Most school shootings don’t just happen out of nowhere—there are typically warning signs.
Most school shootings don’t just happen out of nowhere—there are typically warning signs.
A year before a 14-year-old boy was arrested for allegedly opening fire in his high school math class in Winder, Georgia, on Sept. 4, 2024—killing two teachers and two students—authorities visited his home to investigate several anonymous tips about online threats to commit a school shooting.
When they interviewed the boy, who was 13 at the time, he denied making the threats. The father told police there were hunting guns in the house but that the boy didn’t have «unsupervised access» to the weapons.

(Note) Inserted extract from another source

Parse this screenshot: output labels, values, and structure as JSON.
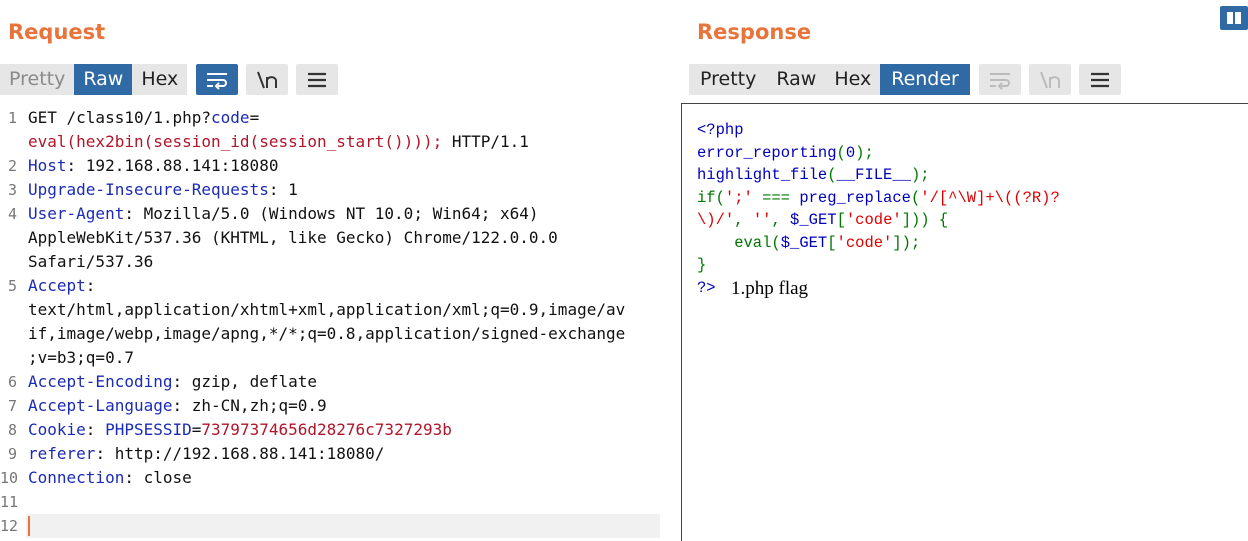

The FBI said in a statement on the day of the shooting that there was «no probable cause for an arrest» and that local law enforcement «alerted local schools for continued monitoring of the subject.»
Teachers at the school had been supplied with special identification cards with panic buttons a week prior to the shooting. While authorities credit the ID cards with preventing the shooting from being worse than it was, the action still came too late to stop the killings.
In many ways, the story mirrors dozens of similar stories that we, a sociologist and psychologist, have collected in recent years in our effort to study the lives of mass shooters. It typifies what we believe is one of the biggest challenges that schools face when it comes to averting school shootings: recognizing and acting upon warning signs that school shooters almost always give well before they open fire.
In our database of U.S. mass shootings since 1966—defined as incidents in which four or more victims were murdered with guns in a public location and with no connection to underlying criminal activity, such as gangs or drugs—there have now been 15 shootings at K-12 schools. The first took place in Stockton, California, in 1989.
Seven of those school shootings occurred in the past decade, including the second and third deadliest on record: Robb Elementary School in Uvalde, Texas, in 2022 (21 dead) and Marjory Stoneman Douglas High School in Parkland, Florida, in 2018 (17 dead).